主とつながっていれば

チア・シード

詩編27:1-6   


ダビデの詩であるとすると、ダビデは今ピンチです。「誰を恐れよう」との反語で勇ましく立ち上がっていますが、実は誰かを恐れている姿を意識しているからこそ、そう言うのです。「わが光、わが救い」と叫ぶのは、それが現実の目の前に見当たらないからです。「誰におののくことがあろう」と言うからには、恐ろしいものに直面しているのです。
 
肉を食らおうと近づく者が、そこにいます。

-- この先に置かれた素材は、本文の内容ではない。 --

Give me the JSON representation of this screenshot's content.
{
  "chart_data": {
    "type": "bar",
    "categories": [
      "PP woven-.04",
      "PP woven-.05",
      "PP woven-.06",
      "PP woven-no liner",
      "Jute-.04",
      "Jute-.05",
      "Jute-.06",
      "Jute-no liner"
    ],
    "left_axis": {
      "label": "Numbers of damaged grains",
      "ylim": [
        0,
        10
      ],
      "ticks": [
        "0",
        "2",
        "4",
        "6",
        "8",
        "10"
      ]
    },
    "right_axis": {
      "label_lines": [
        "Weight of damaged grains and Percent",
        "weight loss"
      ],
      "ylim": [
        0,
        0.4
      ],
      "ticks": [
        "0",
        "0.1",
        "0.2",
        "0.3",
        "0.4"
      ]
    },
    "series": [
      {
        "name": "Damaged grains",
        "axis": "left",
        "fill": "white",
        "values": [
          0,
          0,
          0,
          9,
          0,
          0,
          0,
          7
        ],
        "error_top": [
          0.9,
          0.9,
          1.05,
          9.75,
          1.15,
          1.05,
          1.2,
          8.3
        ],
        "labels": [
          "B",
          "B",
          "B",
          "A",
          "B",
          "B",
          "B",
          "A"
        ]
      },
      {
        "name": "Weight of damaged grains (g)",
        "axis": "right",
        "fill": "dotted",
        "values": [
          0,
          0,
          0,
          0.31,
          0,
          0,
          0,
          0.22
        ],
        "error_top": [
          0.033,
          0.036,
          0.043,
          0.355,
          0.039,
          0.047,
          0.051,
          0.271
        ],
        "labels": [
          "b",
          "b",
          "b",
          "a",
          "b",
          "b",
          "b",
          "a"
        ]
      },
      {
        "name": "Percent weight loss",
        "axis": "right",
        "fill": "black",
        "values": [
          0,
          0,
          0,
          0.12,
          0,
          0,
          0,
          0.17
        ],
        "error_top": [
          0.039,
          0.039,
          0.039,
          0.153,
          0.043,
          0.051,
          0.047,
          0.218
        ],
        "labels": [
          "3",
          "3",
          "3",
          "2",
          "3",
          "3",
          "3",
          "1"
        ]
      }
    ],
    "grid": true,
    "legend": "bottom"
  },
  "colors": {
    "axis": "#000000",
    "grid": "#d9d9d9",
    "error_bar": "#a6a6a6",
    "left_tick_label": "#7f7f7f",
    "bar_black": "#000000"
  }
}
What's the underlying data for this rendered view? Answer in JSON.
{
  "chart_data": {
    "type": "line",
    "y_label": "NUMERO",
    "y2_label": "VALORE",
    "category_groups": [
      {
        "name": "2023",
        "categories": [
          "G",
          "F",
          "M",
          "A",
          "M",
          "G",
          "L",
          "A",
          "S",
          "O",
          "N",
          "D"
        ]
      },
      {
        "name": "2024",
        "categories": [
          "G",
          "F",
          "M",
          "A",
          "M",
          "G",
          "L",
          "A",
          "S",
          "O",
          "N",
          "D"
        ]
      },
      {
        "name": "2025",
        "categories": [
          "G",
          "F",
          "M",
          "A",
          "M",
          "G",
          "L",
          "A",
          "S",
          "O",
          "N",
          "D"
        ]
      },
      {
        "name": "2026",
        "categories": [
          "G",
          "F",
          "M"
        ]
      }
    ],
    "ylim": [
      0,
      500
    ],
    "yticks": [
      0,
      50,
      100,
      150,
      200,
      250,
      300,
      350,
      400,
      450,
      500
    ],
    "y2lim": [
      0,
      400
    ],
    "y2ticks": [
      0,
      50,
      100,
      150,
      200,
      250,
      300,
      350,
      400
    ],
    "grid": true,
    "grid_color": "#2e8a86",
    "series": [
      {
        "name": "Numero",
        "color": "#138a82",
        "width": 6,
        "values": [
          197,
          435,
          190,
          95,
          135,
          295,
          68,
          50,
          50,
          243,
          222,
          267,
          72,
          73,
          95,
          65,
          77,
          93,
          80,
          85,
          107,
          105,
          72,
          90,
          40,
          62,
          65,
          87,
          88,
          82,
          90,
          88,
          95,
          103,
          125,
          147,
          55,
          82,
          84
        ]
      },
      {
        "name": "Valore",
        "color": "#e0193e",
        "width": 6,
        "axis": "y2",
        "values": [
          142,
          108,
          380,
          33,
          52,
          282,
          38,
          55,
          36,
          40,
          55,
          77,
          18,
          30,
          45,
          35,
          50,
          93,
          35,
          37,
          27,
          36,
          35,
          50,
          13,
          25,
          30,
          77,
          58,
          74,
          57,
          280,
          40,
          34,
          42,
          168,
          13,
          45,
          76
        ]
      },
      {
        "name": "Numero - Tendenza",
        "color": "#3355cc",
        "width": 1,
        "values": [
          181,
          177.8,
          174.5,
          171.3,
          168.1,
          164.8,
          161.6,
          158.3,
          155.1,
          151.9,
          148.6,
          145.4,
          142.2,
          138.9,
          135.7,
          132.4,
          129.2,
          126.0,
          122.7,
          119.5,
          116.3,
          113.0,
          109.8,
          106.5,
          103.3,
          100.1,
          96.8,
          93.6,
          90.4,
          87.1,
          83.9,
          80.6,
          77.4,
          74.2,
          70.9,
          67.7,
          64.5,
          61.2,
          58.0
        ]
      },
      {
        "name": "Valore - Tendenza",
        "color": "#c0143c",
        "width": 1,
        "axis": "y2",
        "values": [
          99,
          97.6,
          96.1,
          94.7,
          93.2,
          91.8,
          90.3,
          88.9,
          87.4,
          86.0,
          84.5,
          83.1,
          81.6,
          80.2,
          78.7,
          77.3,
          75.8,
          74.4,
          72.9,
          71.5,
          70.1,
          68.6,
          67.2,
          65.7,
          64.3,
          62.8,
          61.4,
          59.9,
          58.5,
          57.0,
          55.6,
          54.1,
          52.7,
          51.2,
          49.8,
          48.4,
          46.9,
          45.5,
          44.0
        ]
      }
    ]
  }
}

たとえばサウル王からの執拗な攻撃を、ダビデは辛く感じていたことでしょう。それほどのエネルギーをダビデ一人に向けるサウルは、よほど暇なのかとすら思いますが、狙われた方はとにかく必死です。ペリシテ人のような敵はもちろん、百戦錬磨のダビデとて、常に戦いに勝利するという保証はありません。
 
「私の心は恐れない」とそれでもダビデは叫びます。強がりのようにも聞こえます。いえ、「私の信頼は揺るがない」との声は、空元気ではなくて、確かな信仰です。ダビデは、一つのことを主に願います。「命のあるかぎり」主の宮で、尋ね求めるのです。逆に言うと、主と結びついた関係を保っている限り、命がある、と考えてもよいような気がします。
 
「災いの日」もあります。しかし命も与えられます。しかも私は、主により高く引き上げられます。「歓声をいけにえとして献げ」るとき、まず歓声が上げられます。これは勝利するということを信じているための、信仰の歓声です。歓声が先行するのです。実際に勝利するのを見てから歓声を上げるのではなく、まず喜びの声を上げるのです。
 
「主に向かって歌い、ほめ歌を歌おう」と呼びかけますが、この詩そのものが主に向かって歌うほめ歌でした。まず歌っています。だからこそ、勝つのです。それはまた、自分の中の弱さに打ち勝つ勝利でもあるでしょう。ダビデは何を「一つのこと」として主に願ったのでしょう。主につながり、主と共にいること、それでした。